Department of Computational Molecular Biology, Max Planck Institute for Molecular Genetics, Berlin, Germany.
Department of Biostatistics, Department of Genetics, University of North Carolina at Chapel Hill, Chapel Hill, North Carolina, United States of America.
PLoS Comput Biol. 2018 Aug 24;14(8):e1006372. doi: 10.1371/journal.pcbi.1006372. eCollection 2018 Aug.
Cell-type specific gene expression is regulated by the combinatorial action of transcription factors (TFs). In this study, we predict transcription factor (TF) combinations that cooperatively bind in a cell-type specific manner. We first divide DNase hypersensitive sites into cell-type specifically open vs. ubiquitously open sites in 64 cell types to describe possible cell-type specific enhancers. Based on the pattern contrast between these two groups of sequences we develop "co-occurring TF predictor on Cell-Type specific Enhancers" (coTRaCTE) - a novel statistical method to determine regulatory TF co-occurrences.
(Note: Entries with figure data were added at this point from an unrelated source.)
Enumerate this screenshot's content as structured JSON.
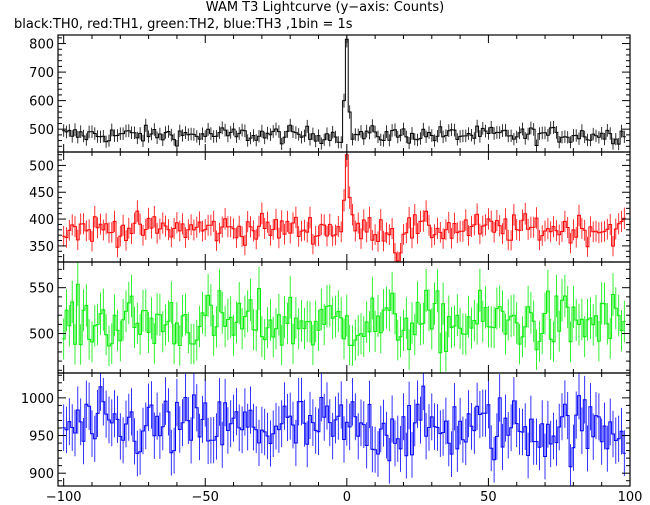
{
  "chart_data": {
    "type": "line",
    "title": "WAM T3 Lightcurve (y−axis: Counts)",
    "subtitle": "black:TH0, red:TH1, green:TH2, blue:TH3 ,1bin = 1s",
    "x_range": [
      -102,
      100
    ],
    "x_ticks": [
      -100,
      -50,
      0,
      50,
      100
    ],
    "bin_width": 1,
    "panels": [
      {
        "name": "TH0",
        "color": "#000000",
        "ylim": [
          420,
          830
        ],
        "yticks": [
          500,
          600,
          700,
          800
        ],
        "baseline": 480,
        "noise": 20,
        "peak": [
          {
            "x": -1,
            "value": 600
          },
          {
            "x": 0,
            "value": 815
          },
          {
            "x": 1,
            "value": 560
          }
        ],
        "dip": null
      },
      {
        "name": "TH1",
        "color": "#ff0000",
        "ylim": [
          320,
          525
        ],
        "yticks": [
          350,
          400,
          450,
          500
        ],
        "baseline": 382,
        "noise": 18,
        "peak": [
          {
            "x": -1,
            "value": 435
          },
          {
            "x": 0,
            "value": 520
          },
          {
            "x": 1,
            "value": 440
          }
        ],
        "dip": {
          "x": 18,
          "value": 322
        }
      },
      {
        "name": "TH2",
        "color": "#00ee00",
        "ylim": [
          457,
          578
        ],
        "yticks": [
          500,
          550
        ],
        "baseline": 512,
        "noise": 22,
        "peak": [],
        "dip": null
      },
      {
        "name": "TH3",
        "color": "#0000ff",
        "ylim": [
          883,
          1033
        ],
        "yticks": [
          900,
          950,
          1000
        ],
        "baseline": 960,
        "noise": 30,
        "peak": [],
        "dip": null
      }
    ]
  }
}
Contrasting the co-binding of TF pairs between cell-type specific and ubiquitously open chromatin guarantees the high cell-type specificity of the predictions. coTRaCTE predicts more than 2000 co-occurring TF pairs in 64 cell types. The large majority (70%) of these TF pairs is highly cell-type specific and overlaps in TF pair co-occurrence are highly consistent among related cell types. Furthermore, independently validated co-occurring and directly interacting TFs are significantly enriched in our predictions. Focusing on the regulatory network derived from the predicted co-occurring TF pairs in embryonic stem cells (ESCs) we find that it consists of three subnetworks with distinct functions: maintenance of pluripotency governed by OCT4, SOX2 and NANOG, regulation of early development governed by KLF4, STAT3, ZIC3 and ZNF148 and general functions governed by MYC, TCF3 and YY1. In summary, coTRaCTE predicts highly cell-type specific co-occurring TFs which reveal new insights into transcriptional regulatory mechanisms.
细胞类型特异性基因表达受转录因子(TFs)的组合作用调控。在本研究中,我们预测了以细胞类型特异性方式协同结合的转录因子(TF)组合。我们首先将 DNase 超敏位点划分为 64 种细胞类型中特异性开放与普遍开放的位点,以描述可能的细胞类型特异性增强子。基于这两组序列之间的模式对比,我们开发了“细胞类型特异性增强子上共同出现的 TF 预测器”(coTRaCTE)——一种新的统计方法来确定调控 TF 的共同出现。对比细胞类型特异性和普遍开放染色质中 TF 对的共同结合可确保预测的高度细胞类型特异性。coTRaCTE 在 64 种细胞类型中预测了超过 2000 个共同出现的 TF 对。其中绝大多数(70%)TF 对具有高度细胞类型特异性,并且在相关细胞类型中 TF 对共同出现的重叠非常一致。此外,经过独立验证的共同出现和直接相互作用的 TF 在我们的预测中显著富集。我们关注从胚胎干细胞(ESCs)中预测的共同出现 TF 对中衍生的调控网络,发现它由三个具有不同功能的子网络组成:由 OCT4、SOX2 和 NANOG 调控的多能性维持,由 KLF4、STAT3、ZIC3 和 ZNF148 调控的早期发育,以及由 MYC、TCF3 和 YY1 调控的一般功能。总之,coTRaCTE 预测了高度细胞类型特异性的共同出现 TF,揭示了转录调控机制的新见解。